Schockmoment

3.3K 170 14
                                    

   Ich stand gerade vor meinem Spiegel und betastete vorsichtig mein blaues Auge, als ich im Spiegel sah wie meine Mutter hinter mir mein Zimmer betrat. Sie hatte ein scheues Lächeln im Gesicht und ihre rehbraunen Augen ließen sie nur noch schüchterner wirken. Auch ihre engelsgleichen blonden Locken verstärkten diesen Eindruck nur noch mehr. Meine Mutter war eine schüchterne aber absolut liebenswerte Person. Wenn es mich nicht so verstören würde, dass meine eigene Mutter einen so großen Respekt vor mir hatte, dann würde ich sie für die tollste Person auf dieser Welt halten. Unter diesen Umständen fiel mir das jedoch schwer.

   Sie strich ihre blaue Bluse glatt und räusperte sich kurz. „Hier ist jemand für dich.“ Als sie die Tür weiter öffnete drehte ich mich um und sah plötzlich wie Ben in der Türe stand. Mit großen Augen starrte ich ihn an.

   „Falls ihr etwas braucht, dann sagt Bescheid.“, sagte meine Mutter noch, bevor sie mein Zimmer wieder verließ und hinter sich die Türe schloss.

   „Was machst du denn hier?“, fragte ich Ben erstaunt. Eine Welle seiner Belustigung überrumpelte mich als er mir wie immer seine Gefühle entgegen schleuderte. Bei dieser Intensität der Gefühle fragte ich mich wie er es ein zweites Mal innerhalb von 24 Stunden hatte schaffen können,  dass er mich mit seiner Anwesenheit überraschte. Mir fiel das Gespräch mit Leon wieder ein, ich musste unbedingt vorsichtig sein.

   „Du warst heute nicht in der Schule. Ich wollte nachsehen ob es dir gut geht.“ Er machte sich tatsächlich ernsthafte Sorgen um mich. Ich wusste nicht was ich dazu sagen sollte. „Das sieht ja ganz schön krass aus.“ Sein Finger deutete auf mein blaues und geschwollenes Auge.

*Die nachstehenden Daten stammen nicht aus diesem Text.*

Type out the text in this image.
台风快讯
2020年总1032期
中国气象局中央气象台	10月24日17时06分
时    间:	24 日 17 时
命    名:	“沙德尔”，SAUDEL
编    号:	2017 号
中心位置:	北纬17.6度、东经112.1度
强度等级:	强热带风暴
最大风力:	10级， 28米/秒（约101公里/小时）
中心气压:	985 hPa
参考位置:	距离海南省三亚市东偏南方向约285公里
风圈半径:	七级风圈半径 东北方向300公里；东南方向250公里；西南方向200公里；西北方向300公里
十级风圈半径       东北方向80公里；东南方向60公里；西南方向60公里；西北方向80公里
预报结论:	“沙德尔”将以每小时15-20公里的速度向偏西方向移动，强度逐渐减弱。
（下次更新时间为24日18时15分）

   Da ich noch immer überrascht war und nicht wusste was ich sagen sollte zuckte ich nur mit den Schultern und starrte Ben weiter an als sei er ein seltenes Geschöpf. Ich wusste nicht so ganz wie ich jetzt mit Ben umgehen sollte.

   „Tut es denn sehr weh?“ Er war ja wirklich süß wie er krampfhaft versuchte mich zum Reden zu bringen. „Nein.“ Besser eine knappe Antwort als gar keine. Das dachte Ben sich wohl auch denn ich spürte seine Zufriedenheit. Und offenbar bestärkte es ihn auch genug weiter in mein Zimmer zu treten und sich dann auf mein Sofa zu setzen, nachdem er sich ausgiebig umgeschaut hatte.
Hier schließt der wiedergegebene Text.